My father was a lawyer and businessman; my siblings, dot-com doohickey innovators. To them, your job should resemble a chase scene in a movie. You’re the good guy hunting the bad guy dollar—he’s firing a long gun at you. Apprehend the bastard and put him in the slammer, which is to say bank.
So, how on earth did I end up a writer and English professor? The answer lies in my time as an undergraduate at a small liberal arts college. Some very learned people not only showered attention on me, but they also encouraged me to sample a range of humanistic pursuits, including creative writing. They believed, you could say, in exposure, in what the brutal cold and snow of thought could do. Listen to the narrator of Jack London’s “To Build a Fire”: “He sat and regained his breath, he noted that he was feeling quite warm and comfortable. He was not shivering, and it even seemed that a warm glow had come to his chest and trunk.” With paradox, there isn’t a need for matches. You discover that “freezing was not so bad as people thought. There were lots worse ways to die.”

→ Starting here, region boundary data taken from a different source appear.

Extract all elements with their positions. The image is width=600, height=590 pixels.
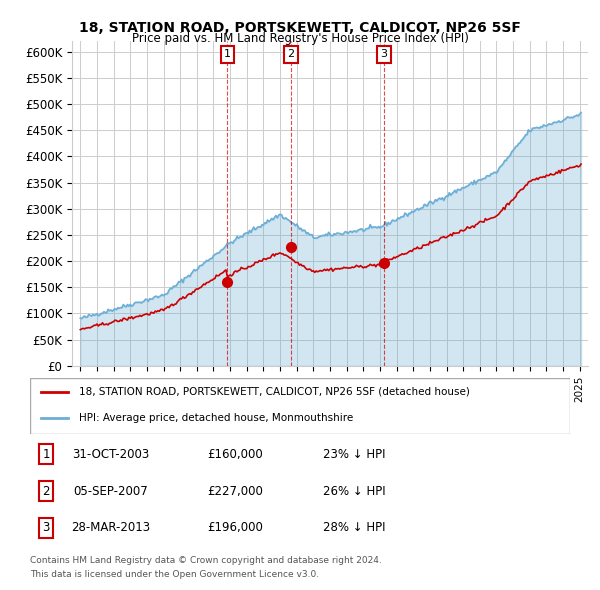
Text: 2: 2 (287, 50, 295, 60)
Text: 23% ↓ HPI: 23% ↓ HPI (323, 448, 385, 461)
Text: 31-OCT-2003: 31-OCT-2003 (73, 448, 149, 461)
Text: 26% ↓ HPI: 26% ↓ HPI (323, 484, 385, 498)
Text: 1: 1 (224, 50, 231, 60)
Text: 3: 3 (380, 50, 388, 60)
Text: 18, STATION ROAD, PORTSKEWETT, CALDICOT, NP26 5SF (detached house): 18, STATION ROAD, PORTSKEWETT, CALDICOT,… (79, 386, 469, 396)
Text: 05-SEP-2007: 05-SEP-2007 (74, 484, 148, 498)
Text: HPI: Average price, detached house, Monmouthshire: HPI: Average price, detached house, Monm… (79, 413, 353, 423)
Text: This data is licensed under the Open Government Licence v3.0.: This data is licensed under the Open Gov… (30, 570, 319, 579)
Text: 3: 3 (43, 522, 50, 535)
FancyBboxPatch shape (30, 378, 570, 434)
Text: £227,000: £227,000 (207, 484, 263, 498)
Text: £160,000: £160,000 (208, 448, 263, 461)
Text: Price paid vs. HM Land Registry's House Price Index (HPI): Price paid vs. HM Land Registry's House … (131, 32, 469, 45)
Text: 2: 2 (43, 484, 50, 498)
Text: 1: 1 (43, 448, 50, 461)
Text: 18, STATION ROAD, PORTSKEWETT, CALDICOT, NP26 5SF: 18, STATION ROAD, PORTSKEWETT, CALDICOT,… (79, 21, 521, 35)
Text: Contains HM Land Registry data © Crown copyright and database right 2024.: Contains HM Land Registry data © Crown c… (30, 556, 382, 565)
Text: 28-MAR-2013: 28-MAR-2013 (71, 522, 151, 535)
Text: 28% ↓ HPI: 28% ↓ HPI (323, 522, 385, 535)
Text: £196,000: £196,000 (207, 522, 263, 535)
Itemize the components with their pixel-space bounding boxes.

In “Down to Our Ears,” I thank my Russian literature professor for teaching me the value of close reading, of starting with the specific and not the general. An image or phrase right in front of you—this one, for example, in Chapter XVII of Fathers and Sons: “Time, it is well known, sometimes flies like a bird, sometimes crawls like a worm; but man is wont to be particularly happy when he does not even notice whether it passes quickly or slowly.” Ten chapters later, Bazarov says to Anna Sergeyevna, “Live long, that’s the best of all, and make the most of it while there is time. You see what a hideous spectacle: the worm half-crushed, but writhing still.” Bazarov notices too much and thus happiness eludes him. But he’d make an excellent reader! He’d patiently track how the work of art emerges from its dynamic details, how it becomes what it is. “Capture the becoming,” I tell my own students.

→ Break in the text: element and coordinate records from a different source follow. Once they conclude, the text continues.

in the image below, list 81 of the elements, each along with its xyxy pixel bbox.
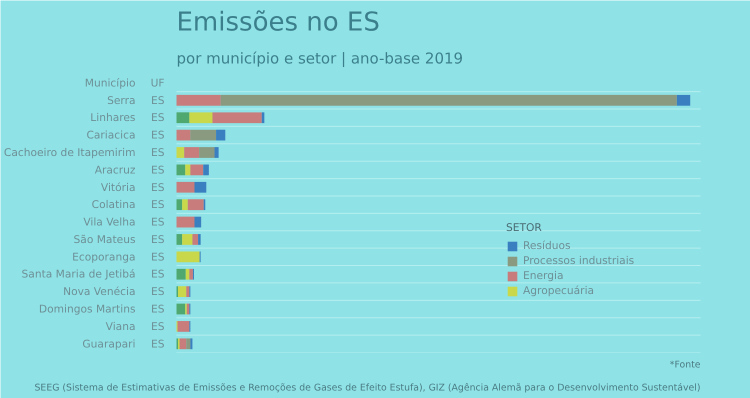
bar <box>194 216 202 228</box>
legend-title: SETOR <box>506 221 543 234</box>
chart-title: Emissões no ES <box>176 8 380 38</box>
bar <box>186 338 190 350</box>
y2-tick-label: ES <box>151 128 165 142</box>
bar <box>198 234 201 245</box>
bar <box>199 147 215 158</box>
y2-tick-label: ES <box>151 163 165 176</box>
y-tick-label: Nova Venécia <box>63 285 136 298</box>
y-tick-label: Aracruz <box>94 163 136 176</box>
legend-label: Resíduos <box>523 239 571 252</box>
y-axis-title: Município <box>84 76 136 90</box>
bar <box>186 286 190 298</box>
bar <box>178 321 190 332</box>
bar <box>194 182 206 193</box>
bar <box>176 251 200 262</box>
legend-label: Energia <box>523 269 564 282</box>
y-tick-label: Colatina <box>92 198 136 212</box>
text: SEEG (Sistema de Estimativas de Emissões e Remoções de Gases de Efeito Estufa), GIZ (Agência Alemã para o Desenvolvimento Sustentável) <box>34 382 701 394</box>
y2-tick-label: ES <box>151 111 165 124</box>
y2-axis-title: UF <box>150 76 165 90</box>
y-tick-label: Vila Velha <box>83 216 136 229</box>
bar <box>182 234 192 245</box>
y2-tick-label: ES <box>151 337 165 350</box>
y-tick-label: Santa Maria de Jetibá <box>22 268 136 281</box>
bar <box>176 130 190 140</box>
y2-tick-label: ES <box>151 232 165 246</box>
y-tick-label: Ecoporanga <box>72 250 136 264</box>
y2-tick-label: ES <box>151 146 165 159</box>
y-tick-label: Viana <box>106 320 136 333</box>
bar <box>178 286 186 298</box>
y-tick-label: Vitória <box>100 180 136 194</box>
bar <box>220 94 677 106</box>
y-tick-label: Cachoeiro de Itapemirim <box>4 146 136 159</box>
bar <box>262 112 264 124</box>
bar <box>189 268 193 280</box>
bar <box>184 147 200 158</box>
bar <box>192 234 198 245</box>
bar <box>214 147 219 158</box>
bar <box>203 164 209 176</box>
y-tick-label: Domingos Martins <box>38 302 136 316</box>
bar <box>190 164 204 176</box>
bar <box>176 182 194 193</box>
y2-tick-label: ES <box>151 320 165 333</box>
bar <box>216 130 226 140</box>
chart-subtitle: por município e setor | ano-base 2019 <box>176 50 464 68</box>
bar <box>188 199 204 210</box>
bar <box>176 199 182 210</box>
bar <box>176 112 190 124</box>
y-tick-label: Linhares <box>90 111 136 124</box>
y2-tick-label: ES <box>151 250 165 264</box>
text: *Fonte <box>670 360 701 370</box>
bar <box>186 304 190 314</box>
bar <box>176 164 186 176</box>
y2-tick-label: ES <box>151 180 165 194</box>
bar <box>176 268 186 280</box>
legend-label: Agropecuária <box>523 284 594 297</box>
y2-tick-label: ES <box>151 302 165 316</box>
y2-tick-label: ES <box>151 268 165 281</box>
bar <box>176 216 194 228</box>
bar <box>190 130 216 140</box>
bar <box>185 164 190 176</box>
y-tick-label: São Mateus <box>74 232 136 246</box>
bar <box>212 112 262 124</box>
bar <box>176 94 221 106</box>
y-tick-label: Serra <box>107 94 136 107</box>
bar <box>182 199 188 210</box>
bar <box>189 112 212 124</box>
bar <box>176 147 184 158</box>
y2-tick-label: ES <box>151 94 165 107</box>
bar <box>176 234 182 245</box>
y-tick-label: Guarapari <box>82 337 136 350</box>
bar <box>180 338 186 350</box>
y2-tick-label: ES <box>151 285 165 298</box>
bar <box>176 304 186 314</box>
legend-label: Processos industriais <box>523 254 634 267</box>
y2-tick-label: ES <box>151 198 165 212</box>
y2-tick-label: ES <box>151 216 165 229</box>
bar <box>676 94 690 106</box>
y-tick-label: Cariacica <box>86 128 136 142</box>
bar <box>186 268 190 280</box>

Zamyatin’s We, Pilnyak’s The Naked Year, Bulgakov’s The Master and Margarita—these books renovated my mind. Suddenly, as a nineteen-year-old, I had an internal study and library. Suddenly, I had a huge family room of the word where writers I adored gathered. In the poem I suggest that close reading is the partner to “close living”: “a wish/ to be in it/ down to our ears…buried in detail.” Life can be arranged like a piece of music. This note, that one—the pattern they make. I’ve moved, I say, as a sea snail across the decades. Time, that wave, that water bully, did what it always does.

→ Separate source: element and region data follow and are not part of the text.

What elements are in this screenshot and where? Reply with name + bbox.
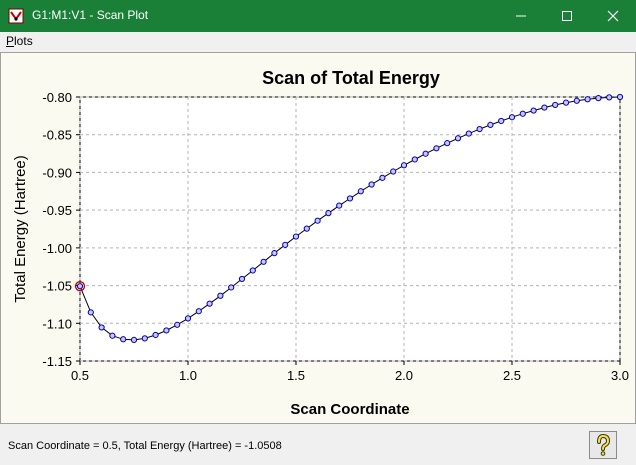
menu-plots-accelerator: P (6, 34, 15, 48)
data-point[interactable] (109, 332, 116, 339)
app-icon[interactable] (8, 8, 24, 24)
maximize-button[interactable] (544, 0, 590, 32)
data-point[interactable] (487, 121, 494, 129)
data-point[interactable] (390, 168, 397, 175)
data-point[interactable] (260, 258, 267, 265)
x-tick-label: 1.0 (179, 368, 197, 383)
data-point[interactable] (184, 315, 192, 322)
data-point[interactable] (595, 95, 602, 102)
y-tick-label: -0.85 (42, 128, 72, 143)
x-axis-label: Scan Coordinate (290, 401, 409, 418)
data-point[interactable] (465, 130, 472, 137)
data-point[interactable] (379, 174, 386, 181)
axis-ticks: -0.80 -0.85 -0.90 -0.95 -1.00 -1.05 -1.10 -1.15… (42, 90, 629, 383)
y-tick-label: -1.00 (42, 241, 72, 256)
data-point[interactable] (195, 308, 202, 315)
data-point[interactable] (508, 114, 516, 121)
selected-point-marker (74, 281, 86, 292)
window-title: G1:M1:V1 - Scan Plot (32, 8, 149, 22)
data-point[interactable] (120, 336, 127, 343)
data-point[interactable] (141, 335, 148, 342)
data-point[interactable] (336, 202, 343, 209)
x-tick-label: 2.5 (503, 368, 521, 383)
data-point[interactable] (616, 93, 624, 101)
energy-scan-chart: Scan of Total Energy -0.80 -0.85 -0.90 -0.9… (12, 68, 629, 418)
maximize-icon (562, 11, 572, 21)
y-tick-label: -0.90 (42, 165, 72, 180)
data-point[interactable] (87, 309, 94, 316)
y-axis-label: Total Energy (Hartree) (12, 155, 29, 303)
data-point[interactable] (282, 241, 289, 248)
data-point[interactable] (411, 156, 418, 163)
data-point[interactable] (98, 324, 105, 331)
data-point[interactable] (314, 217, 321, 224)
y-tick-label: -1.15 (42, 354, 72, 369)
minimize-icon (516, 15, 526, 17)
y-tick-label: -0.95 (42, 203, 72, 218)
menu-plots-label: lots (14, 34, 33, 48)
data-point[interactable] (433, 145, 440, 152)
data-point[interactable] (573, 97, 580, 104)
help-icon (597, 433, 611, 456)
data-point[interactable] (552, 101, 559, 109)
data-point[interactable] (76, 283, 84, 290)
energy-series-markers[interactable] (74, 93, 624, 343)
data-point[interactable] (606, 94, 613, 101)
data-point[interactable] (476, 125, 483, 133)
data-point[interactable] (249, 267, 256, 274)
data-point[interactable] (130, 336, 138, 343)
data-point[interactable] (152, 331, 159, 339)
data-point[interactable] (368, 181, 375, 188)
plot-box (79, 96, 621, 362)
data-point[interactable] (400, 162, 408, 169)
data-point[interactable] (303, 225, 310, 232)
data-point[interactable] (217, 292, 224, 299)
x-tick-label: 3.0 (611, 368, 629, 383)
y-tick-label: -0.80 (42, 90, 72, 105)
chart-title: Scan of Total Energy (262, 68, 440, 88)
status-text: Scan Coordinate = 0.5, Total Energy (Har… (8, 440, 282, 452)
data-point[interactable] (530, 107, 537, 114)
x-tick-label: 1.5 (287, 368, 305, 383)
data-point[interactable] (325, 210, 332, 217)
data-point[interactable] (228, 284, 235, 291)
menu-plots[interactable]: Plots (6, 34, 33, 48)
title-bar: G1:M1:V1 - Scan Plot (0, 0, 636, 32)
data-point[interactable] (271, 250, 278, 257)
data-point[interactable] (346, 195, 354, 202)
data-point[interactable] (206, 300, 213, 307)
data-point[interactable] (562, 99, 570, 106)
y-tick-label: -1.05 (42, 279, 72, 294)
close-icon (607, 10, 619, 22)
close-button[interactable] (590, 0, 636, 32)
data-point[interactable] (541, 104, 548, 111)
data-point[interactable] (292, 233, 300, 240)
data-point[interactable] (454, 135, 462, 142)
data-point[interactable] (174, 321, 181, 328)
y-tick-label: -1.10 (42, 316, 72, 331)
x-tick-label: 0.5 (71, 368, 89, 383)
data-point[interactable] (357, 188, 364, 195)
data-point[interactable] (498, 117, 505, 125)
data-point[interactable] (444, 140, 451, 147)
plot-area[interactable]: Scan of Total Energy -0.80 -0.85 -0.90 -0.9… (0, 52, 636, 424)
data-point[interactable] (163, 327, 170, 334)
data-point[interactable] (584, 96, 591, 103)
x-tick-label: 2.0 (395, 368, 413, 383)
menu-bar: Plots (0, 32, 636, 52)
data-point[interactable] (422, 150, 429, 157)
data-point[interactable] (238, 275, 246, 283)
help-button[interactable] (589, 431, 617, 459)
grid-lines (79, 96, 621, 362)
data-point[interactable] (519, 110, 526, 117)
minimize-button[interactable] (498, 0, 544, 32)
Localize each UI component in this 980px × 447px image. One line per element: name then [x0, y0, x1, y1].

I’m now in my late-50s and at a point where many of my mentors have died or will soon die. Their books live on in the strange afterlife of the page. (We can’t read in the dark, so there must be a heaven!) I will retire in the next decade. Looking back, as I do in the poem about gardening, I see a neediness creep in. What has it all come to? Have I made a difference? Yes, I conclude, but no one is saved. And, anyway, beauty is best spent. Be profligate. We’re all just annuals, planting our replacements.